Perspektif

Kebijakan Covid-19 Telah Diatur dalam Islam

3 Mins read

Dari akhir 2019 sampai sekarang bulan Juni 2020, hampir seluruh negara digemparkan oleh wabah covid-19. Virus yang mudah menyerang dan menular ini membuat banyak orang ketakutan, apalagi dengan banyaknya kasus yang meninggal karena virus ini. Peristiwa tersebut membuat gempar dunia, tidak terkecuali negara maju sekalipun.

WHO atau Organisasi Kesehatan Dunia mengatakan untuk tetap tenang dalam menghadapi pandemi ini, dan tetap tinggal di rumah untuk memutus rantai penyebaran virus corona. Jika memang menuntut untuk keluar rumah maka wajib memakai masker. Protocol ini sebenarnya mengutungkan bagi Muslimah, jika memakai cadar dipandang negatif, bisa memakai masker.

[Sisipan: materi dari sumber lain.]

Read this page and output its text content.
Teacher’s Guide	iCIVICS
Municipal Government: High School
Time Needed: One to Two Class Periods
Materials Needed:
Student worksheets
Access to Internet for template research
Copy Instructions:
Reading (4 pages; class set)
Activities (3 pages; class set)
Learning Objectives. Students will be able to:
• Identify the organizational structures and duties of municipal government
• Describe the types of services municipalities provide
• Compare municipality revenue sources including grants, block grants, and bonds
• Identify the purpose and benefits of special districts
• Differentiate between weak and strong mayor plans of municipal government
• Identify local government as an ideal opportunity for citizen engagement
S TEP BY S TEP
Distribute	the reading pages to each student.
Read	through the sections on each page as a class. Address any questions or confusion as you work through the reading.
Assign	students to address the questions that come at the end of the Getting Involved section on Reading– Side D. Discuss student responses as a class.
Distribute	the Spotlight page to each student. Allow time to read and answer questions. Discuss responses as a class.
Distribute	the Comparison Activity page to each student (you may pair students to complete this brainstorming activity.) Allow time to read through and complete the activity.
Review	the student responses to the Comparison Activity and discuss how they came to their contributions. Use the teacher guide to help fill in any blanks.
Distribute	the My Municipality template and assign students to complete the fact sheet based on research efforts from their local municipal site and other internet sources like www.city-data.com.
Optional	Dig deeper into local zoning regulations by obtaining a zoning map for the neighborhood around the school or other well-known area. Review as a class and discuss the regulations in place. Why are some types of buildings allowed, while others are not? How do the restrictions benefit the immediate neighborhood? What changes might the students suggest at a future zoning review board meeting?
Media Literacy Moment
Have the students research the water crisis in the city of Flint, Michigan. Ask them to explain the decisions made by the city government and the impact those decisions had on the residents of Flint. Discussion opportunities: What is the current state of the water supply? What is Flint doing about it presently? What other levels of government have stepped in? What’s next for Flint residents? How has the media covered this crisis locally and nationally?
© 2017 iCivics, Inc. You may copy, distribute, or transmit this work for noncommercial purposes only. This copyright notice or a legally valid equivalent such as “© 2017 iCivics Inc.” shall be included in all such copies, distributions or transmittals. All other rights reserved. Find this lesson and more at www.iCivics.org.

Hal yang Sudah Diatur dalam Islam

1. Menutup Aurat dan Tolong Menolong

Al Allamah Ibnu Abidin, seorang ahli hukum Islam mengatakan, “Terlarang bagi wanita menampakan wajahnya karena khawatir akan dilihat oleh para lelaki, kemudian timbullah fitnah. Karena jika wajah dinampakan, terkadang lelaki melihat dengan syahwat” (Hasyiah ‘Alad Durr Al Mukhtaar, 3/188-189).

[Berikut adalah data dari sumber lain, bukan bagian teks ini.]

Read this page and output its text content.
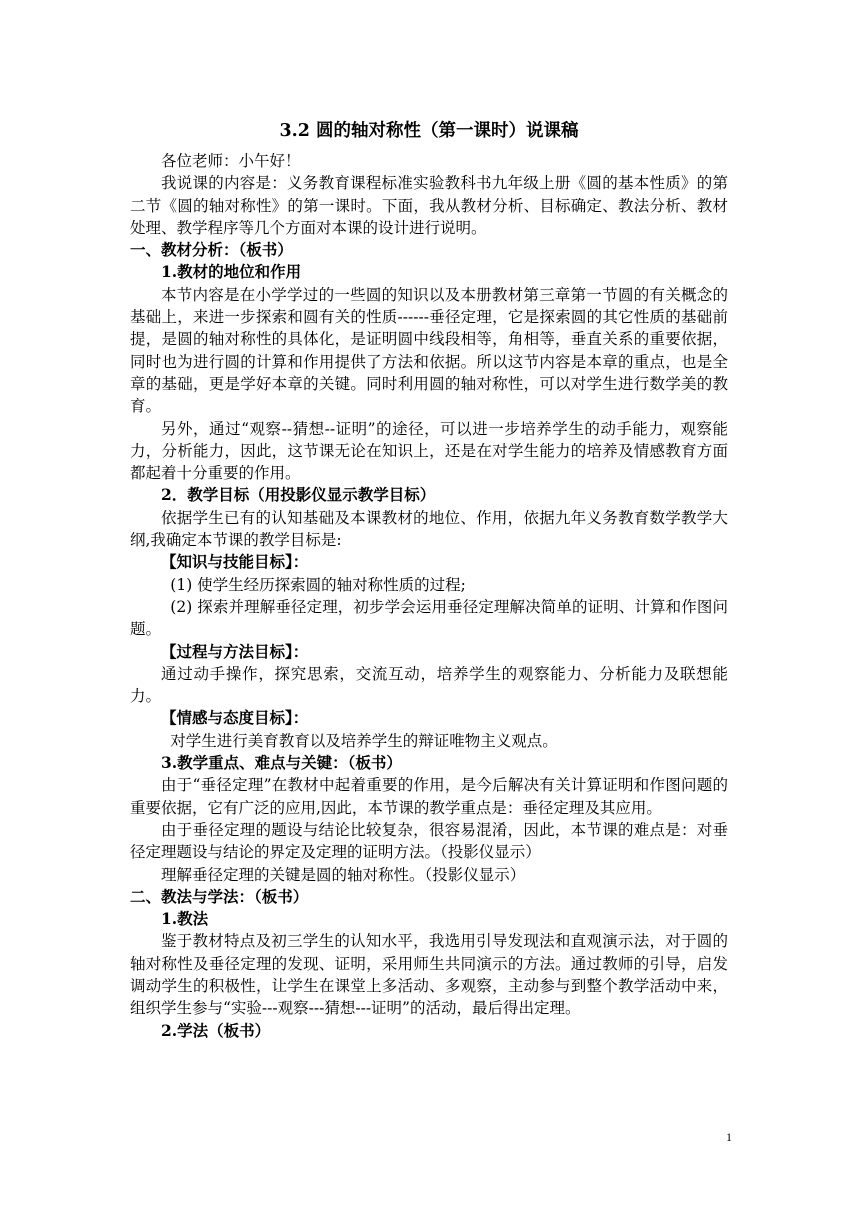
3.2 圆的轴对称性（第一课时）说课稿

各位老师：小午好！

我说课的内容是：义务教育课程标准实验教科书九年级上册《圆的基本性质》的第二节《圆的轴对称性》的第一课时。下面，我从教材分析、目标确定、教法分析、教材处理、教学程序等几个方面对本课的设计进行说明。

一、教材分析：（板书）

1.教材的地位和作用

本节内容是在小学学过的一些圆的知识以及本册教材第三章第一节圆的有关概念的基础上，来进一步探索和圆有关的性质------垂径定理，它是探索圆的其它性质的基础前提，是圆的轴对称性的具体化，是证明圆中线段相等，角相等，垂直关系的重要依据，同时也为进行圆的计算和作用提供了方法和依据。所以这节内容是本章的重点，也是全章的基础，更是学好本章的关键。同时利用圆的轴对称性，可以对学生进行数学美的教育。

另外，通过“观察--猜想--证明”的途径，可以进一步培养学生的动手能力，观察能力，分析能力，因此，这节课无论在知识上，还是在对学生能力的培养及情感教育方面都起着十分重要的作用。

2．教学目标（用投影仪显示教学目标）

依据学生已有的认知基础及本课教材的地位、作用，依据九年义务教育数学教学大纲,我确定本节课的教学目标是:

【知识与技能目标】：

(1) 使学生经历探索圆的轴对称性质的过程;

(2) 探索并理解垂径定理，初步学会运用垂径定理解决简单的证明、计算和作图问题。

【过程与方法目标】：

通过动手操作，探究思索，交流互动，培养学生的观察能力、分析能力及联想能力。

【情感与态度目标】：

对学生进行美育教育以及培养学生的辩证唯物主义观点。

3.教学重点、难点与关键：（板书）

由于“垂径定理”在教材中起着重要的作用，是今后解决有关计算证明和作图问题的重要依据，它有广泛的应用,因此，本节课的教学重点是：垂径定理及其应用。

由于垂径定理的题设与结论比较复杂，很容易混淆，因此，本节课的难点是：对垂径定理题设与结论的界定及定理的证明方法。（投影仪显示）

理解垂径定理的关键是圆的轴对称性。（投影仪显示）

二、教法与学法：（板书）

1.教法

鉴于教材特点及初三学生的认知水平，我选用引导发现法和直观演示法，对于圆的轴对称性及垂径定理的发现、证明，采用师生共同演示的方法。通过教师的引导，启发调动学生的积极性，让学生在课堂上多活动、多观察，主动参与到整个教学活动中来，组织学生参与“实验---观察---猜想---证明”的活动，最后得出定理。

2.学法（板书）

1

Walaupun tidak ada kewajiban dalam islam untuk menutup wajah, tapi kita tetap harus memperhatikan aurat apalagi seseorang perempuan. Kewajiban menutup aurat telah diwajibkan Allah SWT. “… hendaklah mereka mengulurkan jilbabnya ke seluruh tubuh mereka …” (Q.S. Al- Ahzab ayat 59).

Seharusnya setiap muslimah menyadari akan kewajiban tersebut tanpa harus menyadari adanya virus corona atau protocol dari WHO terlebih dahulu karena sudah menjadi kewajiban untuk menutup aurat, walaupun wajah tidak termasuk kewajiban. Ketika memakai masker dipercaya bisa mengurangi terjadinya penularan virus, semua orang langsung berbondong- bondong berburu masker.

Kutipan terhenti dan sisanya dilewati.